Lire et rouble sur la défensive suite à des combats dans le Caucase
Le rouble russe et la lire turque ont été sérieusement secoués ces derniers jours. Après avoir déjà franchi un niveau de support crucial autour de EUR/RUB 90 fin de la semaine passée, le rouble poursuit sa chute cette semaine. Son plancher absolu date de janvier 2016 (EUR/RUB 93,68). Au rythme actuel (EUR/RUB actuellement à 93,24), ce niveau devrait être atteint dans quelques jours. La lire turque multiplie quant à elle les plus bas depuis quelques mois. La semaine dernière, la banque centrale turque a pourtant créé la surprise en relevant son taux directeur de 200 points de base pour tenter de soutenir la devise. Force est toutefois de constater que le recul de la devise s'est fortement accéléré ces derniers jours. Le cours EUR/TRY (actuellement aux alentours de 9,17) a ainsi franchi le seuil de 9, un nouveau jalon dans la triste trajectoire de la lire. Que se passe-t-il?

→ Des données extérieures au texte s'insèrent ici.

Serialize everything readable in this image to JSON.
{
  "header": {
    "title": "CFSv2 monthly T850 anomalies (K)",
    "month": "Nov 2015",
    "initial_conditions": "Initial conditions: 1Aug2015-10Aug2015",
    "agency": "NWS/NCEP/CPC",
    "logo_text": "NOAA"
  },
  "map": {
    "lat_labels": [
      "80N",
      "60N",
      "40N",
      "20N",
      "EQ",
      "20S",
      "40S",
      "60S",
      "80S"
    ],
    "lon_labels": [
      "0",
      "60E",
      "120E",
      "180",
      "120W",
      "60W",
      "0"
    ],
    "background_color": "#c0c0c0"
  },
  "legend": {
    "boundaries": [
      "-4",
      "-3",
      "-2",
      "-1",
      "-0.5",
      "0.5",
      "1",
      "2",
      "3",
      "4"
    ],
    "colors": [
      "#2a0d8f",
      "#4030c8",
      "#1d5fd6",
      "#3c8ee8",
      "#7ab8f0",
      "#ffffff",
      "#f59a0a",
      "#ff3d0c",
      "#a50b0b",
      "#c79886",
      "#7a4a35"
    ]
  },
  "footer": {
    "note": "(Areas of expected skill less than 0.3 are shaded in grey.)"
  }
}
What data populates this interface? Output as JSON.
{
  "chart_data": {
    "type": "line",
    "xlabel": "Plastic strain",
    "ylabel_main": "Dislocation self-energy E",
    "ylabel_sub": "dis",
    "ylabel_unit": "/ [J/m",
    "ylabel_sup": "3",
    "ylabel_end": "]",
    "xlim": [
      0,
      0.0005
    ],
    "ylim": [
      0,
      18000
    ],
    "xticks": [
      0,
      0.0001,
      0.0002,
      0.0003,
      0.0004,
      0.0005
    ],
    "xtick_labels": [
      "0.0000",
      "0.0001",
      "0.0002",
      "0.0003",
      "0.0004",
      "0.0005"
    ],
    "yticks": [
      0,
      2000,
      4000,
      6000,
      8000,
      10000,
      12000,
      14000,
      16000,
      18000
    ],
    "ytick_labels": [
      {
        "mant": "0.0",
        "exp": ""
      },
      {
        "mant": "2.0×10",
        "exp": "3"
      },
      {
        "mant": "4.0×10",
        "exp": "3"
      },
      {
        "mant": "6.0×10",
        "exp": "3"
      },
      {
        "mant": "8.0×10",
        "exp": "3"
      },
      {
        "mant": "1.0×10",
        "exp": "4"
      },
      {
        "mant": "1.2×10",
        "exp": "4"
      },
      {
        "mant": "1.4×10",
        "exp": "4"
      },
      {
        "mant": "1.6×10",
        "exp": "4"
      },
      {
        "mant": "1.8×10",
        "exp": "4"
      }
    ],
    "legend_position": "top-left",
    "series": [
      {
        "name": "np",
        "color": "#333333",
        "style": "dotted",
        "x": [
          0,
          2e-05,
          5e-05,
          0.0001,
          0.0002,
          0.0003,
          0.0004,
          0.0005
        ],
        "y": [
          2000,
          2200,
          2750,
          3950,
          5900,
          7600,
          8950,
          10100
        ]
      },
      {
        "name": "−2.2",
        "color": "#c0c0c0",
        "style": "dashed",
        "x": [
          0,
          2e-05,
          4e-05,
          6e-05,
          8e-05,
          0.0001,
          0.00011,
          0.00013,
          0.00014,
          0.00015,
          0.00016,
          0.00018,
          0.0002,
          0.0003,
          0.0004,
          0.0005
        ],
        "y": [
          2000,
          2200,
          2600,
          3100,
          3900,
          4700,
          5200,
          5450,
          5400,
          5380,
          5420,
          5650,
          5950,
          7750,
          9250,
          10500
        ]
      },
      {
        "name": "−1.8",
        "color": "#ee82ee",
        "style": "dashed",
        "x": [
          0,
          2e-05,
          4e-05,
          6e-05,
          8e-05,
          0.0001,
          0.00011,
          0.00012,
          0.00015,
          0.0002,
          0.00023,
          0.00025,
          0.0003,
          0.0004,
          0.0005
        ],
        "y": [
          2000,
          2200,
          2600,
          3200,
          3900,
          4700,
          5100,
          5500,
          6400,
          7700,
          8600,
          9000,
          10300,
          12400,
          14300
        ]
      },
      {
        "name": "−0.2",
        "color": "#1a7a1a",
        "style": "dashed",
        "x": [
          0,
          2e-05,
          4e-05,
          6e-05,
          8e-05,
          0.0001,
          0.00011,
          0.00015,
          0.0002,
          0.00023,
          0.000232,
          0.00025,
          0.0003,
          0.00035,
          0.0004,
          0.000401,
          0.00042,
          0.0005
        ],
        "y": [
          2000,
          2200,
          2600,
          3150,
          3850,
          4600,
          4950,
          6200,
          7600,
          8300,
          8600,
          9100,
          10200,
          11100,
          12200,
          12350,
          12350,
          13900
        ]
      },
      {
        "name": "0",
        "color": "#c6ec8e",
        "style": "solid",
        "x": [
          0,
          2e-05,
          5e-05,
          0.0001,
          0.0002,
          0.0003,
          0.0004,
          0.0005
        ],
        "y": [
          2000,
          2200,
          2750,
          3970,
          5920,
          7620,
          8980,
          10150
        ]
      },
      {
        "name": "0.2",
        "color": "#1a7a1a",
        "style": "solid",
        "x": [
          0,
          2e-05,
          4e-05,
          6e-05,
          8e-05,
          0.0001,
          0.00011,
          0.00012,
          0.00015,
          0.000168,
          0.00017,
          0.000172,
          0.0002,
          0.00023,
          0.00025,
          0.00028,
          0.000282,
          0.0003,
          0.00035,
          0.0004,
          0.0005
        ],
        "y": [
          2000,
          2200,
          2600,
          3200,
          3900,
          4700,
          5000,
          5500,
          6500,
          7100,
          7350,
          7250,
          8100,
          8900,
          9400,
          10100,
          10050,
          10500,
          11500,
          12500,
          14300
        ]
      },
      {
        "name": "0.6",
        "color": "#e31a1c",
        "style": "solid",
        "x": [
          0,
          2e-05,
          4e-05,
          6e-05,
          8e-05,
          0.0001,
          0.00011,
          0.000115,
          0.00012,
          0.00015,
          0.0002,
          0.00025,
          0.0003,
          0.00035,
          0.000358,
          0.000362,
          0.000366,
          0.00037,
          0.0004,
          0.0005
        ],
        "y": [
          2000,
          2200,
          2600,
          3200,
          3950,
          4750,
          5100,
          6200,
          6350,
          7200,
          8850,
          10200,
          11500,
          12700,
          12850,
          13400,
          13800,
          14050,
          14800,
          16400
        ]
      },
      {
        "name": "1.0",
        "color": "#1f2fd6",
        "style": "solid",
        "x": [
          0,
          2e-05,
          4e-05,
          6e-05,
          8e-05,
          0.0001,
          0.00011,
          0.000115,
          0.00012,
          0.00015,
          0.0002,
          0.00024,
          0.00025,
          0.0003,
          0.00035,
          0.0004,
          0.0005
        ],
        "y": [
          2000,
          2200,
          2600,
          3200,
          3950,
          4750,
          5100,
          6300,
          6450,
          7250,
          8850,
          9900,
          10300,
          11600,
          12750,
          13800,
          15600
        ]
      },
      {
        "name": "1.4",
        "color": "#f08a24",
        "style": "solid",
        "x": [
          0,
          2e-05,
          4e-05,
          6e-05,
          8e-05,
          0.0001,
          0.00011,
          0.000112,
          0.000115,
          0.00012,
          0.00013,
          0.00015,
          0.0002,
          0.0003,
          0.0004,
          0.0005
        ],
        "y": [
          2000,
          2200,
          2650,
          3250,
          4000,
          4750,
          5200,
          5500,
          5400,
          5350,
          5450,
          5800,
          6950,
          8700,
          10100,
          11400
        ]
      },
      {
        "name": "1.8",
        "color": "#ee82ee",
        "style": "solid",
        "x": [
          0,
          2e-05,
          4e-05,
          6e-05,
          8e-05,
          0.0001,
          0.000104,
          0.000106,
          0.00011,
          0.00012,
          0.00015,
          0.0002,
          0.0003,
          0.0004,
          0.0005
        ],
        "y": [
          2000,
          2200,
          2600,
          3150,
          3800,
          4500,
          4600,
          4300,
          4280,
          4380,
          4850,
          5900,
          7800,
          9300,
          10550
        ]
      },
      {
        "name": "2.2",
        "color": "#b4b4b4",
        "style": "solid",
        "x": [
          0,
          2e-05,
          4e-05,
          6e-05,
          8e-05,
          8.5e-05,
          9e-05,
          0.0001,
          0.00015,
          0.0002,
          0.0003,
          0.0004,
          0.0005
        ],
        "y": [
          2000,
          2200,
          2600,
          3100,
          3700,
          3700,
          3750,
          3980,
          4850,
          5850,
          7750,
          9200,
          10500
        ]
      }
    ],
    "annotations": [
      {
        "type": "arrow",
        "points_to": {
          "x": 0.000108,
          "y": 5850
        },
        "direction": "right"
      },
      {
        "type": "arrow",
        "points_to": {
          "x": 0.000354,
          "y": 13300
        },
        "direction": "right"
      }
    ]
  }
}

La Turquie et la Russie sont une nouvelle fois impliquées dans un conflit par procuration. Ce n'est pas la première fois. Les deux pays se sont déjà opposés pendant la guerre en Libye et celle en Syrie. Cette fois, le champ de bataille se trouve dans la région du Haut-Karabakh, dans le sud du Caucase. Il s'agit d'une grande enclave arménienne située à l'intérieur des frontières de l'Azerbaïdjan. L'Arménie et l'Azerbaïdjan entretiennent des relations houleuses depuis très longtemps, leurs différences religieuses et ethniques dégénérant régulièrement en conflits sanglants. L'invasion des deux pays par l'Union soviétique dans les années 1920 avait mis un terme à cette situation, jusqu' à ce que le bloc communiste n'éclate lui-même à la fin des années 1980, début des années 1990. Après la chute du régime soviétique, l'enclave avait voté en faveur d'un rattachement à l'Arménie. Un vote pas vraiment au goût des Azéris, qui possèdent d'importants intérêts stratégiques et économiques dans la région. L'Azerbaïdjan achemine en effet ses principaux produits d'exportation, le pétrole et le gaz, vers l'Europe (via la Turquie) et l'Asie centrale en passant par le Haut-Karabakh. Un cessez-le-feu avait été signé en 1994 grâce à la médiation de la Russie, mais des affrontements avaient de nouveau éclaté en 2016. La période de calme relatif qui s'en est suivie a brutalement pris fin à la fin de la semaine dernière. L'Arménie et l'Azerbaïdjan se sont accusés mutuellement de mener des manœuvres militaires autour de la zone en préparation d'un nouveau conflit armé. Dimanche et hier, les armées des deux pays se sont à nouveau affrontées pour la première fois depuis 2016. En théorie, une guerre totale pourrait pousser la Turquie et la Russie à intervenir. La Turquie soutient en effet depuis toujours les Azéris, alors que l'Arménie a davantage d'affinités avec la Russie. Ces derniers ont même officiellement conclu un pacte de défense commun.
Nous n'en sommes clairement pas encore là. La préférence est toujours donnée à la diplomatie pour le moment. La Turquie et la Russie ont d'ailleurs de bonnes raisons d'éviter (de vouloir éviter) le clash. Sur les plans financier et économique, le moment serait très mal choisi en cette période de coronavirus. En outre, une guerre totale pourrait encore perturber davantage un Moyen-Orient déjà instable. Les azéris constituent, par exemple, une importante minorité en Iran, un pays imprévisible et très influent dans le monde. L'évolution du cours de la lire turque et du rouble russe montre toutefois que le marché n'est pas du tout rassuré. À juste titre, selon nous. Quels que soient les motifs évoqués ci-dessus, la raison n'a souvent plus sa place dans un contexte de guerre. C'est pourquoi nous restons extrêmement prudents à l'égard des devises des pays concernés.